What's the used Honda Jazz hatchback like?
If you’re after all the benefits of a good small car, namely the easy of use and low running costs, but you need to combine that with the space and practicality of something like a mini-MPV, you should take a look at the Honda Jazz.
This is the third-generation model, and it follows on the tradition of both of its earlier versions by successfully bridging the gap between one class and the other. What this means in real terms is it’s shorter than a Ford Fiesta, but its boot and interior space are larger than a Ford Focus’s. Inside, it’s incredibly spacious in both the front and back, and it’s more practical than those rivals, too.
After all that flexibility, it comes as quite a shock to discover that there are only two engine options: a rather wheezy 1.3-litre four-cylinder petrol unit and a 1.5-litre VTEC four-cylinder that was introduced along with a mild facelift in 2018. The standard gearbox is a reasonably slick six-speed manual, but there’s also the option of a CVT automatic gearbox.
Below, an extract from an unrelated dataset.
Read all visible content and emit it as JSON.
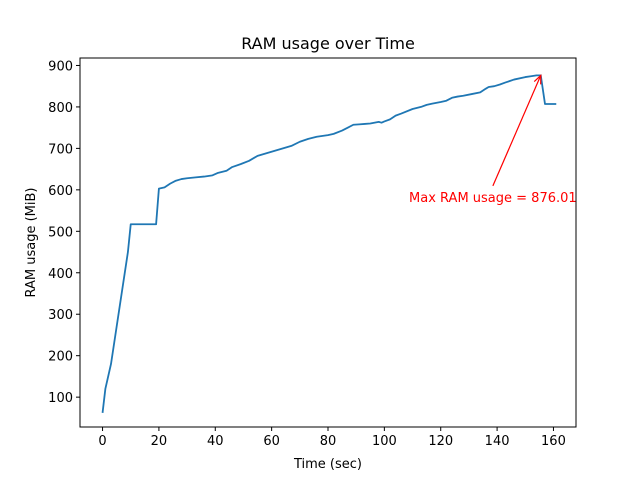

There are five trim levels, starting with entry-level S, which gets air-con, a DAB radio, Bluetooth, automatic lights and wipers and electric mirrors. However, we’d go for next-up SE, which adds 15in alloy wheels, parking sensors and the Honda Connect infotainment system. It’s also worth looking for SE Navi trim, which, as the name suggests, adds sat-nav, while EX and top-spec EX Navi up the goodie count even higher. A ritzy-looking Sport trim was added to the range in 2018, this only available with the 1.5 engine.
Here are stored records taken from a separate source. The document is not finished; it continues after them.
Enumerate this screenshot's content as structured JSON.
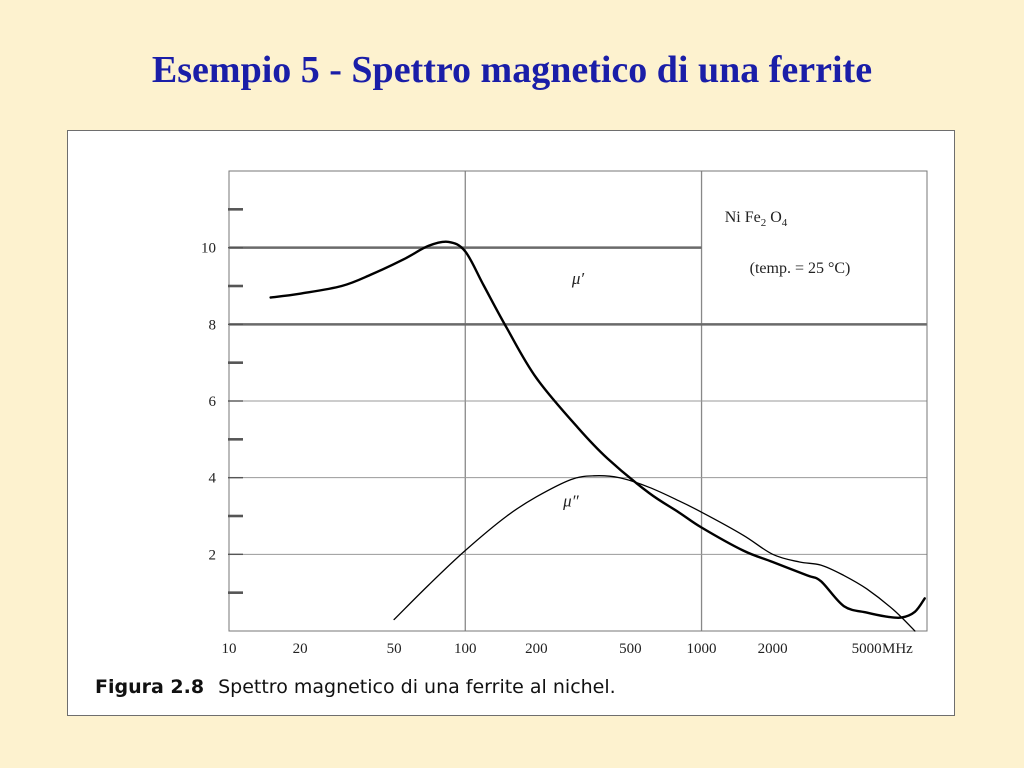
{
  "slide": {
    "title": "Esempio 5 - Spettro magnetico di una ferrite"
  },
  "figure": {
    "caption_label": "Figura 2.8",
    "caption_text": "Spettro magnetico di una ferrite al nichel."
  },
  "chart_data": {
    "type": "line",
    "xscale": "log",
    "xlim": [
      10,
      9000
    ],
    "ylim": [
      0,
      12
    ],
    "x_ticks": [
      10,
      20,
      50,
      100,
      200,
      500,
      1000,
      2000,
      5000
    ],
    "x_unit": "MHz",
    "y_ticks": [
      2,
      4,
      6,
      8,
      10
    ],
    "grid": true,
    "annotation": {
      "line1_prefix": "Ni Fe",
      "line1_sub1": "2",
      "line1_mid": " O",
      "line1_sub2": "4",
      "line2": "(temp. = 25 °C)"
    },
    "series": [
      {
        "name": "μ′",
        "x": [
          15,
          20,
          30,
          40,
          55,
          70,
          85,
          100,
          120,
          150,
          200,
          300,
          400,
          600,
          800,
          1000,
          1500,
          2000,
          2800,
          3200,
          4000,
          5000,
          6000,
          7000,
          8000,
          8800
        ],
        "y": [
          8.7,
          8.8,
          9.0,
          9.3,
          9.7,
          10.05,
          10.15,
          9.9,
          9.0,
          7.9,
          6.6,
          5.3,
          4.5,
          3.6,
          3.1,
          2.7,
          2.1,
          1.8,
          1.45,
          1.3,
          0.65,
          0.48,
          0.38,
          0.35,
          0.5,
          0.85
        ]
      },
      {
        "name": "μ″",
        "x": [
          50,
          70,
          100,
          150,
          200,
          280,
          350,
          450,
          600,
          800,
          1000,
          1500,
          2000,
          2600,
          3200,
          4000,
          5000,
          6500,
          8000
        ],
        "y": [
          0.3,
          1.2,
          2.1,
          3.0,
          3.5,
          3.95,
          4.05,
          4.0,
          3.75,
          3.4,
          3.1,
          2.5,
          2.0,
          1.8,
          1.72,
          1.45,
          1.1,
          0.55,
          0.0
        ]
      }
    ]
  }
}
It’s fair to say that this Jazz succeeds in the same areas that the previous iterations did, with its spaciousness, practicality and low running costs, not to mention its top-notch build quality, winning it lots of friends, but on the road it’s let down a little by its firm ride and poor refinement and by being slightly uninspiring to drive.
The 1.3-litre car is rather slow, for one. It comes alive at the top of its rev range but it is in no great hurry to get there. If you do want a bit more verve, the 1.5-litre engine’s extra 30bhp looks rather tempting. It’s worth remembering that this is still a naturally aspirated engine, though. That means you’ll need to wring its neck for the engine to feel brisk; it doesn’t really come alive until over 3000rpm. The CVT automatic gearbox is an acquired taste, and one which works well at town speeds and in low-acceleration procedures, but if you put your foot down it allows the Jazz’s engine to rev too high, exposing its poor refinement.
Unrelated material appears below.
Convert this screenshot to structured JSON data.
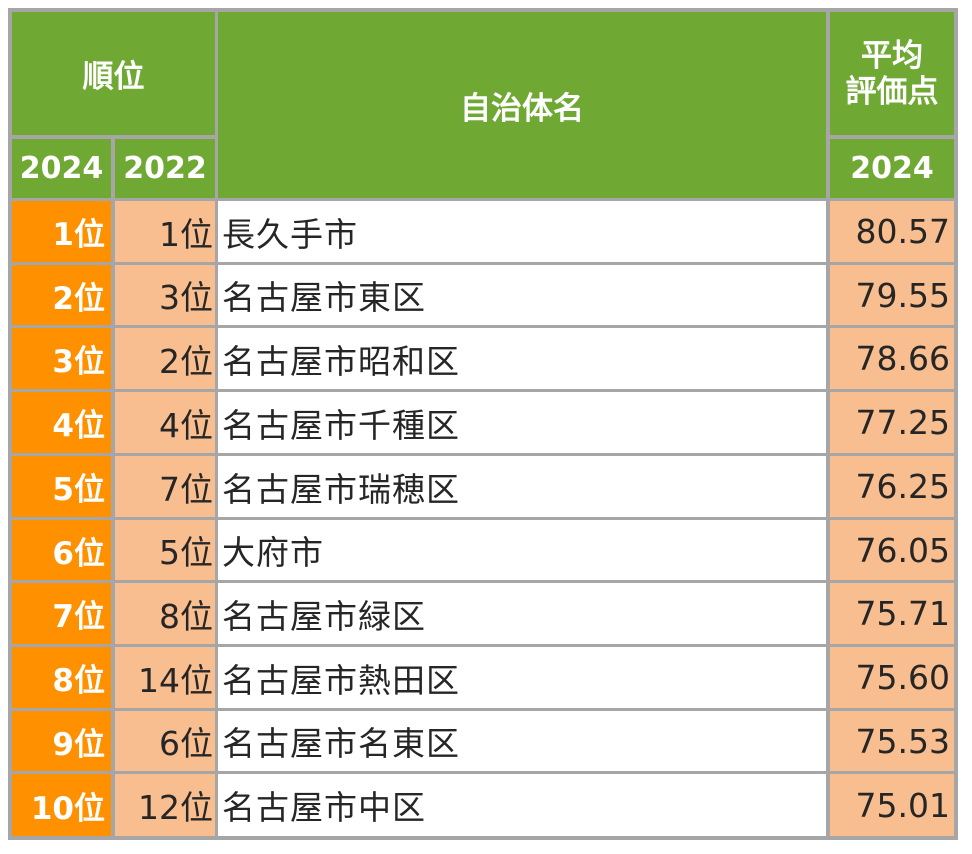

At low speeds around town, the Jazz's ride never really settles down, either. Its suspension reacts abruptly to cracks, potholes and broken surfaces. Body control is good over bigger bumps, though.
The Jazz isn’t especially fun to drive, but it is at least safe and predictable. The steering is light, and so it's great for town work. Despite the stiff springing, the Jazz’s tall body means it leans more than its rivals.
It also suffers from lots of boomy engine noise. As the speed builds, it’s joined by increasingly distracting wind and road noise, too. The 1.5-litre unit is more flexible so doesn’t need revving quite as hard, but it still gets noisy if you require its full performance. While the engine’s note might be appealing to some when it’s being worked, it does drone at motorway speeds.
Inside, though, things are much more appealing. Even adults taller than six feet will have no problem making themselves comfortable in the front of the Jazz. There’s a huge amount of head room, and shoulder room is generous. The Jazz’s class-leading interior space extends to the rear. Two tall adults can sit in the outer rear seats without their heads touching the ceiling or their knees brushing against the front seatbacks. Three adults will find things more of a squeeze, but the middle passenger has the benefit of a flat floor.
Both front seatbacks come with a pocket for storing maps and other papers, while each outer rear seat gets a generous armrest. Both rear doors get a small but useful pocket for storing a small water bottle. Every model has impressively flexible seats. The front passenger seat has a wide range of fore, aft and rake adjustment, although height adjustment is available only on range-topping EX trim. The seatback can be laid flat, allowing long items to be pushed up to the dashboard. The rear seats are even more flexible. Their backs can be tilt-adjusted, split in a 60/40 configuration or pushed forward completely flat. The bases can also be folded upwards to lie against the seatbacks so that tall items up to ceiling height can be stowed widthways across the vehicle.
The Jazz’s boot is nearly as big as that in some small family cars and is very well thought out. Admittedly, there’s a small lip to lift bags over, but the boot is quite close to the ground so this isn’t a huge issue. There’s certainly enough room for a large pushchair or two large suitcases and other items. Folding the rear seats flat creates an even larger and equally uncluttered load area. Below the boot floor are more storage spaces for smaller items you may wish to keep out of sight.
The Jazz was replaced by an all-new fourth-generation car in 2020, with a clever and more efficient petrol-electric hybrid engine and a standalone SUV version called the Crossstar. It carries on the work of this earlier version by being both spacious, practical and reliable.